Ingredients:
- 5 lb (700g) Day-old rustic bread (Sourdough, French baguette, or white loaf), cut into 1-inch cubes
- 2 Tbsp (30 ml) Olive Oil (or melted butter)
- 8 Tbsp (113g) Unsalted Butter, cut into tablespoon-sized pieces
- 1 large (approx. 200g) Yellow Onion, finely diced
- 4 ribs (approx. 180g) Celery, finely diced
- 2 Tbsp Fresh Sage, finely chopped
- 1 Tbsp Fresh Thyme leaves
- 1 tsp Kosher Salt
- 1/2 tsp Freshly Ground Black Pepper
- 4 cups (950 ml) Low-Sodium Chicken or Vegetable Stock, warmed
- 2 large Eggs, lightly beaten
Instructions:
- Prepare and Dry the Bread: Cube the bread and spread it out evenly on two large baking sheets. Toss lightly with the olive oil. Allow to dry naturally overnight (12–24 hours), or bake in a preheated oven at 300°F (150°C) for 15–20 minutes, stirring halfway, until crunchy. Transfer the dried cubes into the largest mixing bowl you have.

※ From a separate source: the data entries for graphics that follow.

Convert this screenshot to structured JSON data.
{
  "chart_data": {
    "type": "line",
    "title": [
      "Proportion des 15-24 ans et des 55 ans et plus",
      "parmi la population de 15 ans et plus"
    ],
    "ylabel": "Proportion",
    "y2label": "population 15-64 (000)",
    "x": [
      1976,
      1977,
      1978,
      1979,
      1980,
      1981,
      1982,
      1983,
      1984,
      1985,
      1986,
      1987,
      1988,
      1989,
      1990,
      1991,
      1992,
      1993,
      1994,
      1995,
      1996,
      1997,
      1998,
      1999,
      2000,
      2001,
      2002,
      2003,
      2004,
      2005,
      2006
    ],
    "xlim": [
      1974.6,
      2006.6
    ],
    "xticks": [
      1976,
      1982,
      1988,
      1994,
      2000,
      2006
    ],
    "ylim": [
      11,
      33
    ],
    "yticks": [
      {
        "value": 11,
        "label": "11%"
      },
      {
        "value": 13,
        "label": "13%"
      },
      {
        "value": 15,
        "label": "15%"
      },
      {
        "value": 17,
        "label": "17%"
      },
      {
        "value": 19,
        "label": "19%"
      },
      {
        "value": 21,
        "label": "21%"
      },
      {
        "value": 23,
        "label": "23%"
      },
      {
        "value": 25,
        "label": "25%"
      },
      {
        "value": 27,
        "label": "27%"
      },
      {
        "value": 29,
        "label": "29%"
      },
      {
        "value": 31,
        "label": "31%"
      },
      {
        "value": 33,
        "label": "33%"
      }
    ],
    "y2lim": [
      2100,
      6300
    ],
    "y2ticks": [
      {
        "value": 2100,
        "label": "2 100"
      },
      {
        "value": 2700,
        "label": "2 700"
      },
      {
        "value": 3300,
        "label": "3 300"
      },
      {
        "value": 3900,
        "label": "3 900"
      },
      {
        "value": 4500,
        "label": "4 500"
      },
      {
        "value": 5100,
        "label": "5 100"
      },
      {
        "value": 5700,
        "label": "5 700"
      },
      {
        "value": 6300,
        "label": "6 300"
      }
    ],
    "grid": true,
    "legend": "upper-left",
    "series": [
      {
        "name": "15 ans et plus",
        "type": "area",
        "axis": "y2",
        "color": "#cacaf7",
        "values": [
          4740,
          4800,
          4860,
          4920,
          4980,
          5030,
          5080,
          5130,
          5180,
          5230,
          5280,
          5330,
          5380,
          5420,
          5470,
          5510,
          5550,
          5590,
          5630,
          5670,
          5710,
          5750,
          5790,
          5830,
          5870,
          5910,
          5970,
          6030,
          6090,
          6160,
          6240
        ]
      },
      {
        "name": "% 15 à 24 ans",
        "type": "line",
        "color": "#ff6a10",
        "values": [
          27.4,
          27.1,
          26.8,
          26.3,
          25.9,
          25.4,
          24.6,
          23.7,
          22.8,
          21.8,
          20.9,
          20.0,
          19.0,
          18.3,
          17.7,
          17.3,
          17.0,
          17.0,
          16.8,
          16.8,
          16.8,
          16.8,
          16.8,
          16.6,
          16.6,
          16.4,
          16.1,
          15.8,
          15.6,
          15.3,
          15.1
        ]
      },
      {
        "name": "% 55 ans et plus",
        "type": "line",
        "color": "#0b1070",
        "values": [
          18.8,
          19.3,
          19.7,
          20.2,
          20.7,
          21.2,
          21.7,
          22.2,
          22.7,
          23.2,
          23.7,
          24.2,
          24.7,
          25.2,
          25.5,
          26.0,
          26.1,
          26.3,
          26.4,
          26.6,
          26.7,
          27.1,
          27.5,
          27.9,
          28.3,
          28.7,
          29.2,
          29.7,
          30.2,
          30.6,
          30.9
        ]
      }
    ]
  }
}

- Sauté Aromatics: Melt the 8 tablespoons of unsalted butter in a large skillet over medium heat. Add the diced onion and celery. Cook gently for 8–10 minutes, stirring occasionally, until the vegetables are tender and translucent.
- Season the Base: Stir in the fresh sage, thyme, salt, and pepper. Cook for 1 minute until the herbs become fragrant. Pour the entire contents of the skillet (butter, vegetables, and herbs) over the dried bread cubes in the mixing bowl and toss thoroughly until coated.
- Moisten the Stuffing: Whisk the two large, lightly beaten eggs into the warmed stock. Pour approximately 3 cups of the stock/egg mixture over the bread cubes. Fold gently with a spatula, stopping when the bread is moist and clumps easily, but is not soggy. Allow the mixture to rest for 15 minutes.
- Bake: Lightly grease a 9x13 inch baking dish. Scoop the stuffing mixture into the dish, spreading it evenly but without pressing down. Bake at 375°F (190°C) for 30 minutes, uncovered.
- Finish Cooking: If the top is already deeply golden, cover loosely with foil. Continue baking for another 10–15 minutes until the internal temperature reaches 165°F (74°C) and the top is beautifully crisp and browned. Let rest for 5–10 minutes before serving.